令和6年1月以後に行う電子取引については、出力した書面等による保存は認められないため、未対応の事業者は要件に従った電子データの保存を行うための準備が必要です。なお、電子取引に対応した市販ソフトウェア等を導入することで電子データの保存などを効率的に行うことができます(機能要件を満たす製品にはJIIMAの認証マークが付されています)。
◆電子取引の取引情報に係るデータの保存要件など。
電子取引とは、取引情報(取引に関して受領し、又は交付する注文書、契約書、送り状、領収書、見積書その他これらに準ずる書類に通常記載される事項)の授受を電磁的方式により行う取引をいい、具体的には、いわゆるEDI取引や、電子メールにより取引情報を授受する取引(添付ファイルによる場合を含む)、インターネット上のサイトを通じて取引情報を授受する取引等をいいます。電子取引データの保存等は、真実性や可視性を確保するため、次の要件を満たす必要があります。
☆次のいずれかの改ざん防止措置を行うこと。
①タイムスタンプが付された後の授受、②授受後、速やかにタイムスタンプを付す、③データの訂正・削除の記録が残るシステム又は訂正・削除ができないシステムを利用して授受及び保存を行う、④訂正・削除の防止に関する事務処理規定の備付け。
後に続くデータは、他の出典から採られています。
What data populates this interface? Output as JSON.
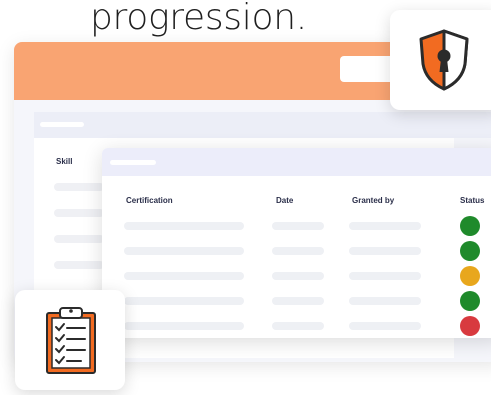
{
  "headline": "progression.",
  "skills_panel": {
    "column_label": "Skill"
  },
  "certifications_table": {
    "headers": {
      "certification": "Certification",
      "date": "Date",
      "granted_by": "Granted by",
      "status": "Status"
    },
    "rows": [
      {
        "status_color": "#1f8a2b"
      },
      {
        "status_color": "#1f8a2b"
      },
      {
        "status_color": "#e8a71d"
      },
      {
        "status_color": "#1f8a2b"
      },
      {
        "status_color": "#d83a3f"
      }
    ]
  },
  "icons": {
    "shield": "shield-keyhole-icon",
    "clipboard": "clipboard-checklist-icon"
  },
  "colors": {
    "accent": "#f9a472",
    "icon_orange": "#f26b21",
    "status_green": "#1f8a2b",
    "status_yellow": "#e8a71d",
    "status_red": "#d83a3f"
  }
}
☆電子計算処理システムの概要を記載した書類の備付け(自社開発プログラムを使用する場合)。
☆電子計算機、プログラム、ディスプレイ及びプリンタ並びに操作説明書を備え付け、電磁的記録をディスプレイの画面及び書面に整然とした形式及び明瞭な状態で速やかに出力できるようにする。
☆電子取引データについて、次の検索機能を確保すること。
①取引年月日その他の日付、取引金額、取引先を検索条件として設定できること、②日付又は金額に係る記録項目について、範囲を指定して条件を設定できること、③二以上の任意の記録項目を組み合わせて条件を設定できること。
※前々事業年度の売上高が1,000万円以下の事業者であって、税務調査の際にデータのダウンロードの求めに対応できる場合には、検索機能の確保は不要です。
◆Q&A
Q.保存が必要となる電子データとは?
A.書面でやりとりしていた場合に保存が必要な情報が含まれる電子データを受領・送付した場合に、電子データを一定要件を満たした形で保存する必要があります。例えば、電子メールで請求書の情報をやりとりした場合や、ウェブ上で行った取引に関する領収書の情報がサイト上でのみ表示される場合に、電子データを保存する必要があります(PDFやスクリーンショットによる保存も可)。
Q.改ざん防止措置や検索機能の確保はどのような方法で行う必要がある?
A.改ざん防止措置には「タイムスタンプ付与」や「訂正・削除の履歴が残るシステムの利用」といった方法以外にも「改ざん防止のための事務処理規程を定めて運用する」方法でも構いません(国税庁HPに事務処理規程のサンプルが公表されています)。また、検索機能については専用のソフトウェア等を導入していない場合でも、表計算ソフトで取引年月日・取引金額・取引先の情報を入力して索引簿を作成する方法や、取引データのファイル名に規則性をもって取引年月日・取引金・取引先を入力して特定のフォルダに集約しておく方法でも対応が可能です。
Q.電子取引で受け取った取引情報と同じ内容のものを書面でも受領した場合は?
A.書面を正本として取り扱うことを自社内等で取り決めている場合には、当該書面の保存のみで足ります。ただし、書面で受領した取引情報を補完するような取引情報が電子データに含まれている場合等は、書面及び電子データの両方を保存する必要があります。
Q.インターネットバンキングを利用した振込等は、電子取引に該当する?
A.取引情報の正本が別途郵送されるなどの事情がない限り、電子取引に該当しますので、振込等を実施した取引年月日・金額・振込先名等が記載されたデータ(又は画面)をダウンロードする又は印刷機能等によってPDFファイルを作成するなどの方法によって保存する必要があります。